Diabetes sei daher eine progressive Erkrankung und bedürfe einer permanenten Intensivierung der Therapie. Laube empfahl, soweit irgend möglich, immer erst mit einer Umstellung der Lebens- und Ernährungsgewohnheiten zu beginnen, bevor Medikamente eingesetzt werden. "Man sollte keinen Patienten von vornherein unter Medikamente stellen, wenn man es vorher nicht mit Diät und Bewegung versucht hat", betonte Laube.

Im Lauf der Jahre sei immer wieder die Meinung geäußert worden, Sulfonylharnstoffe könnten die Entstehung koronarer Herzkrankheiten fördern. Die Ergebnisse der neuen UKPD-Studie widerlegen dies jedoch zumindest für Patienten, die noch keinen Myokard-Infarkt hatten. Für Patienten mit klinisch manifester Erkrankung sei jetzt der Antrag gestellt worden, den Einfluß von Insulin im Vergleich zu dem von Sulfonylharnstoffen zu untersuchen.

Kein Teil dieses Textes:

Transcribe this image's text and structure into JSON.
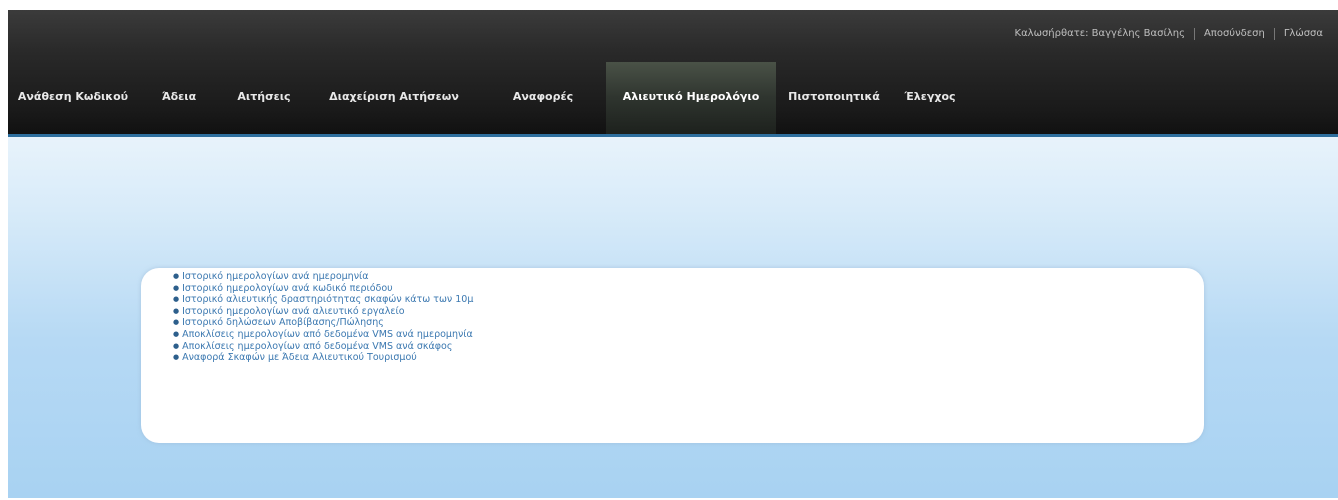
{
  "header": {
    "user_label": "Καλωσήρθατε: Βαγγέλης Βασίλης",
    "logout_label": "Αποσύνδεση",
    "language_label": "Γλώσσα"
  },
  "nav": {
    "items": [
      {
        "label": "Ανάθεση Κωδικού"
      },
      {
        "label": "Άδεια"
      },
      {
        "label": "Αιτήσεις"
      },
      {
        "label": "Διαχείριση Αιτήσεων"
      },
      {
        "label": "Αναφορές"
      },
      {
        "label": "Αλιευτικό Ημερολόγιο",
        "active": true
      },
      {
        "label": "Πιστοποιητικά"
      },
      {
        "label": "Έλεγχος"
      }
    ]
  },
  "main": {
    "links": [
      "Ιστορικό ημερολογίων ανά ημερομηνία",
      "Ιστορικό ημερολογίων ανά κωδικό περιόδου",
      "Ιστορικό αλιευτικής δραστηριότητας σκαφών κάτω των 10μ",
      "Ιστορικό ημερολογίων ανά αλιευτικό εργαλείο",
      "Ιστορικό δηλώσεων Αποβίβασης/Πώλησης",
      "Αποκλίσεις ημερολογίων από δεδομένα VMS ανά ημερομηνία",
      "Αποκλίσεις ημερολογίων από δεδομένα VMS ανά σκάφος",
      "Αναφορά Σκαφών με Άδεια Αλιευτικού Τουρισμού"
    ]
  },
  "colors": {
    "topbar": "#1a1a1a",
    "link": "#3b78b0",
    "accent_line": "#2e6f9e"
  }
}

Die Tendenz, langwirksame Sulfonylharnstoffe durch kurzwirksame zu ersetzen, sei im Prinzip richtig, bemerkte Laube zur Markteinführung von Repaglinide als erstem Vertreter der prandialen Glukoseregulatoren (PGR). Es sei jedoch nicht gerechtfertigt, davon zu reden, "daß man eine neue Substanzklasse auf den Markt bringt, wenn das Medikament genau das tut, was andere Präparate können, die bereits seit 45 Jahren auf dem Markt sind.", so Laube.

Laube empfahl, Acarbose in das antidiabetische Therapieschema aufzunehmen. Dadurch könne der HbA1c-Wert um weitere 0,5 Prozent gesenkt werden. Blähungen unter Einnahme dieses Medikaments kämen daher, daß jeder Patient mit der gleichen Dosis behandelt worden sei. Wie die Acarbose im einzelnen zu dosieren sei, müsse sorgsam getestet werden.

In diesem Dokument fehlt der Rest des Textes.